Das alles war ihm beim Herstellen der Pistole von grossem Nutzen. Baupläne habe es nie gegeben. «Ich habe alles nach einem Original selbst entworfen», lacht Wagner. In mehreren Stufen erfolgte der eigentliche Nachbau. Im Modellverfahren quasi.
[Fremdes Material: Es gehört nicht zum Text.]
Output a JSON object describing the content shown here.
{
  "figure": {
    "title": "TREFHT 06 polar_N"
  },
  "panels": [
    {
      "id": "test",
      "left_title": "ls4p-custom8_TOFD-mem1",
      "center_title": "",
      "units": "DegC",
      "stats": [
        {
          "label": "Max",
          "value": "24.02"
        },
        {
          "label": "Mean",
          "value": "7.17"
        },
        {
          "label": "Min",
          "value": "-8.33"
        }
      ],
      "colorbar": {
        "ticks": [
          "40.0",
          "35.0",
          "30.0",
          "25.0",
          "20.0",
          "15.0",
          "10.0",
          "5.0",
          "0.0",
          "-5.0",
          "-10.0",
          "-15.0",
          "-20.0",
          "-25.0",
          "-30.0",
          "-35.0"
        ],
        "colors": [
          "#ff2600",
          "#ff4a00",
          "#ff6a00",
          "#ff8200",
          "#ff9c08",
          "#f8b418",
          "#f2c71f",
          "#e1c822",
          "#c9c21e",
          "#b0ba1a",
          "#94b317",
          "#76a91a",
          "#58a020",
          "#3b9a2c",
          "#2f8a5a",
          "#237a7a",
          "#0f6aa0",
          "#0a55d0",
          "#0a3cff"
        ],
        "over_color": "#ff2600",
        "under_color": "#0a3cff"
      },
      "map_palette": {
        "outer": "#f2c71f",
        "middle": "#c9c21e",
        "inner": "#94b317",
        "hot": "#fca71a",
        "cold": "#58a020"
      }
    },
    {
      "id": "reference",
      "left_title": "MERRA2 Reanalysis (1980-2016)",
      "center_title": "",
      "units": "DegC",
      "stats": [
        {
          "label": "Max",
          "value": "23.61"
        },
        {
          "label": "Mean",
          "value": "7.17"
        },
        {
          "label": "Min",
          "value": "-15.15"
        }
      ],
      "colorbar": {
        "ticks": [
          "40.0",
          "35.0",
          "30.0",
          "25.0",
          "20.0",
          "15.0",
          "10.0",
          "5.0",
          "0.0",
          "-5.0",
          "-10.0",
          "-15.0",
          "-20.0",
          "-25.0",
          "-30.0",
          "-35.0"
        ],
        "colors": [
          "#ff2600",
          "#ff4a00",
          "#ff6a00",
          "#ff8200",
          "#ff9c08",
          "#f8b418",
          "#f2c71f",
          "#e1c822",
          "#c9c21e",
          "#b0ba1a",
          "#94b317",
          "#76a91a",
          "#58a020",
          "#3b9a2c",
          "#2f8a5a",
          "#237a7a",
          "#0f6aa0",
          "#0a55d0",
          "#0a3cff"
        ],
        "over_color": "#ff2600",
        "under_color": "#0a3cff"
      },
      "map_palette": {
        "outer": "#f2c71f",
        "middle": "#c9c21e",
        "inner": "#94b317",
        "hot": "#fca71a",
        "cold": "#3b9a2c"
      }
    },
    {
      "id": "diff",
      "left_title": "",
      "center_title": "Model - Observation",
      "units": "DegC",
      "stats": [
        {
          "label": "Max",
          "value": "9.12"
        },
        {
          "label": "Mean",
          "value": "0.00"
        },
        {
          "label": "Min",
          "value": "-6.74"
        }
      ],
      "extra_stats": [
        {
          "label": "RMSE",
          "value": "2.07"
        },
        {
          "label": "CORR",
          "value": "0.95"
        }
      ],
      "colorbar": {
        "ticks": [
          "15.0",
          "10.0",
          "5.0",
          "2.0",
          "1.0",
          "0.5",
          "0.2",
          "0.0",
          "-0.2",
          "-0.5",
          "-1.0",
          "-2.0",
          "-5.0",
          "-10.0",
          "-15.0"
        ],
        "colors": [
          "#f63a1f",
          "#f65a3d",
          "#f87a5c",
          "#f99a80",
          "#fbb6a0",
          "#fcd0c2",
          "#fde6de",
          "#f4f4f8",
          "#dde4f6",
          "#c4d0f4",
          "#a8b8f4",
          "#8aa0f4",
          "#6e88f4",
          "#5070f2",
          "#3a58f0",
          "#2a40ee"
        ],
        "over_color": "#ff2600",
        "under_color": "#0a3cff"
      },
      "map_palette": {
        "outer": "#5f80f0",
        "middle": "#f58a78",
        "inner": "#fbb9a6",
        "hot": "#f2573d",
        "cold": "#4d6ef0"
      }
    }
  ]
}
Er habe geschliffen, gedreht, die Federn selber gehärtet, mit Aluminium, Blech, Messing und Metall generell gearbeitet wie auch mit Holz. «Wenn notwendig habe ich zuerst ein kleines Teil-Modell erstellt.»
Wertvolle Duellpistole
Urs Wagner hat mit der nunmehr hergestellten Waffe, die im 19. Jahrhundert in Frankreich bereits als Duellpistole über Leben und Tod entschied, die Meisterprüfung in seinem Fach fraglos bestanden. Er sagt, dass die Pistole einsatzfähig wäre, er sie aber noch nie zum Schiessen benutzt habe. «Vielleicht tue ich das noch», hält er fest. Ernst ist es ihm dabei aber nicht, war unser Eindruck. Er behandelt sie wie einen Edelstein. In «Watte» verpackt und mit Handschuhen. Er wird wohl keine solche Pistole mehr bauen. «Eher etwas anderes, allenfalls weitere landwirtschaftliche Geräte, Messer oder Bilder wie meine Bild-Intarsien.»